The implemented algorithm was found already implemented in Matlab. The algorithm is explained in the paper ‘An Algebraic Solution to the Multilateration Problem’ by A. Norrdine. The Matlab implementation was found on this Research Gate page. It uses an algebraic approach and is computationally very cheap. If there is no single intersection point or no intersection at all, the algorithm approximates can yield complex numbers, in order to deal with this only the real part is considered. If the number of anchors is expanded in the future, this algorithm also has an already implemented least-squares approach to the multilateration problem.
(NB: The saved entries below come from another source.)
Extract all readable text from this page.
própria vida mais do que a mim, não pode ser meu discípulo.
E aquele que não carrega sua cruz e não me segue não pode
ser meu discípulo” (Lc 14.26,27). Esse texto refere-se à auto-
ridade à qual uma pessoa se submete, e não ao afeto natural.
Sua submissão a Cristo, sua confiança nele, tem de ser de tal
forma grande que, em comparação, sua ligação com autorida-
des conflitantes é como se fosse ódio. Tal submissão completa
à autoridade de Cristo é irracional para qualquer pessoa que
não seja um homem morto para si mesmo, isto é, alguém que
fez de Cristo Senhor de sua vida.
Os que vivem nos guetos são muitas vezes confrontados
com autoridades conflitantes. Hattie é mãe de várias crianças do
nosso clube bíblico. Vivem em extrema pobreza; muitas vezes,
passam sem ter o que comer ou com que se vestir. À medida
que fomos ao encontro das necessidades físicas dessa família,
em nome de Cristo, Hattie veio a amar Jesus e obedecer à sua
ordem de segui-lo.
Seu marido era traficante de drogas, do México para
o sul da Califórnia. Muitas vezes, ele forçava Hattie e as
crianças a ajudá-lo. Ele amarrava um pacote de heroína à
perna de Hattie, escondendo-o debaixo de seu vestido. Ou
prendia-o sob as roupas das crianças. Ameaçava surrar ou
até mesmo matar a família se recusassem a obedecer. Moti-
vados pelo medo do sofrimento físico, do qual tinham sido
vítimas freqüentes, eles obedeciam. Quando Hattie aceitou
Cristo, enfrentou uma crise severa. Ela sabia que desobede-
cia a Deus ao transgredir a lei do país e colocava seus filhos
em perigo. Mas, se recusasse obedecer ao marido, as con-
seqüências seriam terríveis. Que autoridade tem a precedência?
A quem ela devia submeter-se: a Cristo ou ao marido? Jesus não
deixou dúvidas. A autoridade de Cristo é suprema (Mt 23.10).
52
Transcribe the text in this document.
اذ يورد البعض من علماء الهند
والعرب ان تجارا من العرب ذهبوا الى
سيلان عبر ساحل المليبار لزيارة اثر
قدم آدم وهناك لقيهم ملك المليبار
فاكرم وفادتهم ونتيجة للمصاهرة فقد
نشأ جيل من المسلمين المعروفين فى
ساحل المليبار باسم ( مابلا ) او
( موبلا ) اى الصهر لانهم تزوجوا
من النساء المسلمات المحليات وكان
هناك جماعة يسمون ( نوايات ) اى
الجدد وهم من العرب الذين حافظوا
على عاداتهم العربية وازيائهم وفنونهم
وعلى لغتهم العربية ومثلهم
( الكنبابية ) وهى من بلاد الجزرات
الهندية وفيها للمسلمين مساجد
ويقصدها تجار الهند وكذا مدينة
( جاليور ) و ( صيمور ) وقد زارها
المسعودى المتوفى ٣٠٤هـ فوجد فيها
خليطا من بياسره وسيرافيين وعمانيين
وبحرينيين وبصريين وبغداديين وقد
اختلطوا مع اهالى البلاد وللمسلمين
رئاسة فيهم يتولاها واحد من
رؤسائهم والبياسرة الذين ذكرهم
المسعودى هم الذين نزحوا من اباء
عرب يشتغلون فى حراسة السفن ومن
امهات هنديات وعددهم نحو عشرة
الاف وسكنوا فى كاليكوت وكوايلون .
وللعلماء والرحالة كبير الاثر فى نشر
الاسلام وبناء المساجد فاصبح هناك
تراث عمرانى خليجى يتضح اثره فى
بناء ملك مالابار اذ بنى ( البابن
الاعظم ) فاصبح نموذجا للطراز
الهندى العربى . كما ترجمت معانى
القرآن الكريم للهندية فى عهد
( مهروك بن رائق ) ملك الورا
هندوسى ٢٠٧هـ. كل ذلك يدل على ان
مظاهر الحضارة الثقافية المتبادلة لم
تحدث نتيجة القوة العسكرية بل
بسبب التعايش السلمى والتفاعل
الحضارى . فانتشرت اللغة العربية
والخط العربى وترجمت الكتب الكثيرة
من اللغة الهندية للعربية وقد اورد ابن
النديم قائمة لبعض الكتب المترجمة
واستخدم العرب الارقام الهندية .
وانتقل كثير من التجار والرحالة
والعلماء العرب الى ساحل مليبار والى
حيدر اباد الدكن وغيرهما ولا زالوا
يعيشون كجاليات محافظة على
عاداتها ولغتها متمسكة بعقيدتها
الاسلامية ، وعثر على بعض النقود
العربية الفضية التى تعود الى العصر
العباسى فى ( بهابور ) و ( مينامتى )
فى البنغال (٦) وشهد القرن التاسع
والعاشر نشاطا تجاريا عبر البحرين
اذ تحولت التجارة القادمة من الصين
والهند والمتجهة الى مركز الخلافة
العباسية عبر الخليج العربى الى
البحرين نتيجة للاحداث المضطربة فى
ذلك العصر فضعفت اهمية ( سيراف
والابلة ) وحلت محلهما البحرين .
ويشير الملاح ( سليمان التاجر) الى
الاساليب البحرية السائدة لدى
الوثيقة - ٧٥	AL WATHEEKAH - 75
Operation and Specifications

While it is difficult to accurately assess the systems precision, some measurements could be performed. Especially while stationary, the anchor system is accurate and meats the 20 centimeters advertised and gives measurements at a rate of 3-4 Hz. However, while moving the precision drops because of the Doppler Effect. Additionally, while moving it becomes clear that there is a delay on the measurement, most likely because of the way it is set up. The anchors gather all measurements of a certain timestamp in one message before sending it. The delay appears to be in the order of a few hundred milliseconds. If this turns out to be a problem for control, a Kalman predictor filter can be used to reduce the delay and create a higher sample rate. These problems probably arise because this is an evaluation kit, not intended for high performance. The beacons could be reprogrammed for higher speeds, or when the technology develops further a new set designed for this type of control can be acquired.